According to Sava, there are no marked or recorded graves within
several hundred yards of Mother Marianne’s site.
Mother Marianne
was a leading hospital administrator and the superior of her order of
Franciscan Sisters in Syracuse, N.Y., in 1883 when she responded to the Hawaiian
government’s appeal for nurses to care for Hansen’s disease patients in Honolulu.
She arrived in
Hawaii on Nov. 8, 1883, at age 45, with six other Franciscan Sisters and
quickly got to work caring for patients on Oahu and Maui, opening and running
housing and healthcare facilities.
Mother Marianne
came to the Kalaupapa leprosy settlement on Molokai
in 1888, a few months before the death of Blessed Damien de Veuster. She
succeeded Father Damien as the settlement’s guiding force, dying there on Aug.
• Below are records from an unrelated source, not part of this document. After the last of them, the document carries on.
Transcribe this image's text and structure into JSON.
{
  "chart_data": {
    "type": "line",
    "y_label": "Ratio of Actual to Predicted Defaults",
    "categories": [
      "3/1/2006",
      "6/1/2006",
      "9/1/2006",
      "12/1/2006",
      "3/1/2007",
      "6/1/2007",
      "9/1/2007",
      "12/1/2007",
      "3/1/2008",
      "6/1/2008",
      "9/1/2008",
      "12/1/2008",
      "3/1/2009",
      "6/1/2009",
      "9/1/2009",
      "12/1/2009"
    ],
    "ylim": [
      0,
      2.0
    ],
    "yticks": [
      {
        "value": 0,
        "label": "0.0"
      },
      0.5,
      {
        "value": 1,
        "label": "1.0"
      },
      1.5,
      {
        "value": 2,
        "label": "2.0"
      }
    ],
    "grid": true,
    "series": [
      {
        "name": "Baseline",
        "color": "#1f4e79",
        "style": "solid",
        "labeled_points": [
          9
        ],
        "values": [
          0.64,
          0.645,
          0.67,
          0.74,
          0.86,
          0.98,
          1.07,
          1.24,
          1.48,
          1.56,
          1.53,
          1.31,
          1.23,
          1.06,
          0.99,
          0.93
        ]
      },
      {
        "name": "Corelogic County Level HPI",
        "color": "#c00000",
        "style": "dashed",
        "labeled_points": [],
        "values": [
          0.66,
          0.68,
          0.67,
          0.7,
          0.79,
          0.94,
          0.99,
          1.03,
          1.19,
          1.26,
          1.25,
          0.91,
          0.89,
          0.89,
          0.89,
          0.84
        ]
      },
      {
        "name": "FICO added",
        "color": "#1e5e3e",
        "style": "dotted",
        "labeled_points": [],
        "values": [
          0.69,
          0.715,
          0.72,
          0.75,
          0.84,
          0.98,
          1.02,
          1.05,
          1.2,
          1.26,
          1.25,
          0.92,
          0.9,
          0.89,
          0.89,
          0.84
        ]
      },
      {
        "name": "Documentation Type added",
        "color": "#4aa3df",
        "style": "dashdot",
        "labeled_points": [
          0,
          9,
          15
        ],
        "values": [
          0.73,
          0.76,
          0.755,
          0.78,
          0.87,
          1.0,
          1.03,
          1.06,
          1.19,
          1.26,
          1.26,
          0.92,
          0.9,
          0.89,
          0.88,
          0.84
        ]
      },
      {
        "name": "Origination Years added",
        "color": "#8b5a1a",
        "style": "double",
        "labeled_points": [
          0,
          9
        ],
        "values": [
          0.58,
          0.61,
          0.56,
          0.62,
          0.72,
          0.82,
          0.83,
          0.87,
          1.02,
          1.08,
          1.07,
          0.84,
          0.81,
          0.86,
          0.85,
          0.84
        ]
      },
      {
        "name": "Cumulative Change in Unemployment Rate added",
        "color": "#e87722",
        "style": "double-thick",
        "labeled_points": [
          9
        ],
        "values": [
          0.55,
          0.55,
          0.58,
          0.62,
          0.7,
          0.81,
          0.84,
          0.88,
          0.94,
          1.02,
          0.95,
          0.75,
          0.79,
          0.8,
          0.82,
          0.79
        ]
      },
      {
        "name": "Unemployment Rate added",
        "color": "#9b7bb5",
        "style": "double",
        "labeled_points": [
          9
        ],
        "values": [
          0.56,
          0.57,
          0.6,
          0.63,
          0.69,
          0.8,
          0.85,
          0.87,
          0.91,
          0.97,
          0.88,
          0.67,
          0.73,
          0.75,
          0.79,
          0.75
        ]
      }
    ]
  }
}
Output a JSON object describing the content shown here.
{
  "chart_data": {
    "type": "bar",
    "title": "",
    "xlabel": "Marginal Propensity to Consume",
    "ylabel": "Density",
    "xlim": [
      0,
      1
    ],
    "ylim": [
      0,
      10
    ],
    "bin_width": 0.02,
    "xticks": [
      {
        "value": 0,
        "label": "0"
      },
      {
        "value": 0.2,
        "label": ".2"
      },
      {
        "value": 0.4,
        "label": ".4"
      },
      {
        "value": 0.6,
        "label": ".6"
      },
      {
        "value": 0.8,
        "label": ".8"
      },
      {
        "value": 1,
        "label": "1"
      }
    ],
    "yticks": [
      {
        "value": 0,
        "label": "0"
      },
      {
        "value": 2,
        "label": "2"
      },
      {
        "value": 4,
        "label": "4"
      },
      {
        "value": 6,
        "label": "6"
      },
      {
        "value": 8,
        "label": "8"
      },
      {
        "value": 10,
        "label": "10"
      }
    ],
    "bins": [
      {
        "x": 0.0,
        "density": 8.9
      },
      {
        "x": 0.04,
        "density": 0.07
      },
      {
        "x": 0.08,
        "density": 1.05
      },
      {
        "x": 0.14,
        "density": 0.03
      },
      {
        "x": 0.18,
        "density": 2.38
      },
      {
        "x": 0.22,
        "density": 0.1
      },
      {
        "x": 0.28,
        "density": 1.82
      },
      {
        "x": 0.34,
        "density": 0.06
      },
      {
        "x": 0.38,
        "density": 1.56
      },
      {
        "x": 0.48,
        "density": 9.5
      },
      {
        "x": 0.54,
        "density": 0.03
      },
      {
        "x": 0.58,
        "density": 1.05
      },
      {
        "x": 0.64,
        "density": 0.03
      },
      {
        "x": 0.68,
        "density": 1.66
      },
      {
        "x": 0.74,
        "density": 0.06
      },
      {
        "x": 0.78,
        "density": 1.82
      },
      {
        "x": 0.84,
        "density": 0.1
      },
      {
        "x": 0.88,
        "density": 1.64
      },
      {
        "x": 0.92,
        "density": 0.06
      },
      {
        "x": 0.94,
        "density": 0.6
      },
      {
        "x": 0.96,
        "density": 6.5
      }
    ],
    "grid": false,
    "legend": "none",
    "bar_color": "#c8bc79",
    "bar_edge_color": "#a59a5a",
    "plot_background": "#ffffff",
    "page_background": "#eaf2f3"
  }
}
9, 1918, of natural causes.
She now will
succeed Damien in being the second person from Hawaii to receive the universal church honor
of beatification.
Pope John Paul
II beatified Blessed Damien in Belgium
in 1995.
This past Dec.
20, the Vatican decree recognized a miracle attributed to Mother Marianne’s
intercession — the unexplained healing about a decade ago of a U.S.
girl who had experienced multiple organ failure and was expected to die. The
girl recovered following prayers that sought Mother Marianne’s intercession.
After Mother
Marianne is beatified, she will receive a date on the liturgical calendar as
her feast day. A second miracle will be required for her canonization.